May's Weg wäre für EU mit weniger Verlusten verbunden, 2 Jahre länger Geld für EU
Bei dem von der EU mit May ausgehandelten Papier wäre aber die Europäische Union der kleinere "Loser". Dieser Eindruck sowie die am Montag von EU-Chefverhandler Michel Barnier in den Raum gestellte Verlängerung einer Übergangszeit nach dem Austritt der Briten am 29. März 2019 könnten die Hardliner innerhalb der britischen Regierung und der Tories weiter stärken. Denn eine längere Übergangszeit - statt Ende 2020 dann bis Ende 2022 - würde auch bedeuten, dass die Briten zwei Jahre länger Geld an die EU abführen müssten und auch länger die EU-Regeln zu befolgen haben. Was wiederum die Wut von manchen auf der britischen Seite als "Vasallenstaat" der EU vergrößern würde.
Blümel: die anderen 27 Staaten geeint
Von dem Beginn einer "schmerzhaften Woche" zum Brexit hatte Montag früh Österreichs EU-Minister und Ratsvorsitzender Gernot Blümel (ÖVP) gesprochen. Gleichzeitig unterstrich er, dass die anderen 27 in ihrer Haltung geeint "wie ein Mann" seien. Die Scheidungspapiere lägen auf dem Tisch, es handle sich um den "bestmöglichen Kompromiss".
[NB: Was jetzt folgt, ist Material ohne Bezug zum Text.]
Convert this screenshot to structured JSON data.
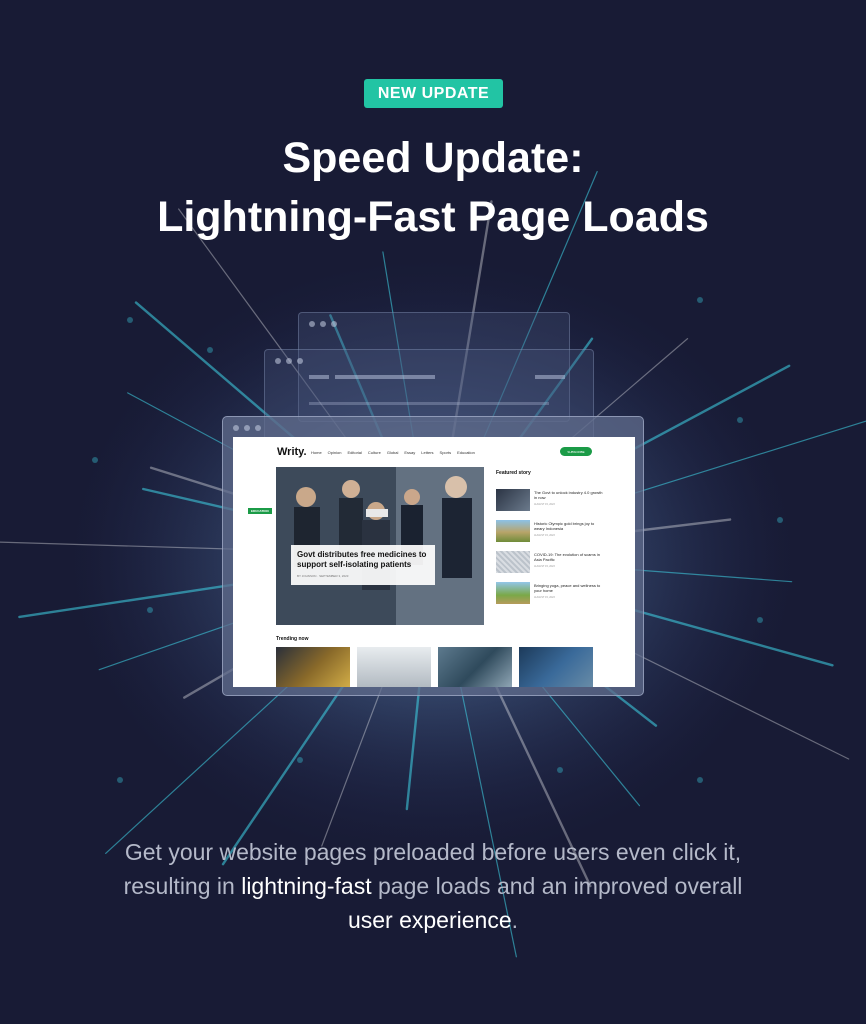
{
  "badge": "NEW UPDATE",
  "headline": {
    "line1": "Speed Update:",
    "line2": "Lightning-Fast Page Loads"
  },
  "mockup": {
    "logo": "Writy.",
    "nav": [
      "Home",
      "Opinion",
      "Editorial",
      "Culture",
      "Global",
      "Essay",
      "Letters",
      "Sports",
      "Education"
    ],
    "subscribe": "SUBSCRIBE",
    "hero": {
      "tag": "EDUCATION",
      "title": "Govt distributes free medicines to support self-isolating patients",
      "meta": "BY JOHNSON · SEPTEMBER 3, 2023"
    },
    "featured_label": "Featured story",
    "featured": [
      {
        "title": "The Govt to unlock industry 4.0 growth in now",
        "date": "AUGUST 15, 2023"
      },
      {
        "title": "Historic Olympic gold brings joy to weary Indonesia",
        "date": "AUGUST 15, 2023"
      },
      {
        "title": "COVID-19: The evolution of scams in Asia Pacific",
        "date": "AUGUST 15, 2023"
      },
      {
        "title": "Bringing yoga, peace and wellness to your home",
        "date": "AUGUST 15, 2023"
      }
    ],
    "trending_label": "Trending now"
  },
  "caption": {
    "part1": "Get your website pages preloaded before users even click it, resulting in ",
    "hl1": "lightning-fast",
    "part2": " page loads and an improved overall ",
    "hl2": "user experience",
    "part3": "."
  },
  "colors": {
    "background": "#181b35",
    "badge": "#22c4a4",
    "highlight_text": "#ffffff",
    "body_text": "#b4b9c9",
    "ray": "#3fd6e8"
  }
}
Briten mehr zu verlieren als EU
In London brodelte es am Montag unterdessen weiter. So haben laut der Boulevardzeitung "Sun" schon 42 von 48 nötigen Tory-Abgeordneten ein Misstrauensvotum beantragt. Darüber hinaus sollen weitere Regierungsmitglieder mit Rücktritt drohen, wenn das Brexit-Abkommen nicht nachverhandelt wird. Vor allem werden Nachbesserungen am "Backstop" gewünscht. Dabei geht es um die Grenzfrage Irland/Nordirland. Vorgesehen ist, dass Großbritannien als Ganzes in der EU-Zollunion bleibt, bis beide Seiten entscheiden, dass dies nicht mehr notwendig ist. Die Briten, die die EU und damit die Zollunion verlassen wollen, könnten aber damit einseitig von der Union durch ein Veto daran gehindert werden. Auch das wird in EU-Ratskreisen als Zeichen dafür gewertet, dass die Briten mehr zu verlieren haben als die EU.
Dienstag ist entscheidend
Offen ist, was passiert, wenn May das mögliche Misstrauensvotum verliert und entweder eine neue Regierung oder Neuwahlen kommen. Unabhängig davon dürfte der EU-Sondergipfel zum Brexit kommenden Sonntag in Brüssel stattfinden. Auch im Fall eines Chaos in Großbritannien könnten die Staats- und Regierungschefs der EU sich dann für den Fall eines vertragslosen Ausstiegs der Briten, samt sämtlicher Unsicherheiten für beide Seiten, vorbereiten. Vorgesehen ist, dass die 27 Länderchefs das Brexit-Dokument absegnen und dann May dazu kommt. Was konkret passiert, wenn May am Dienstag abgesetzt wird, ist unklar.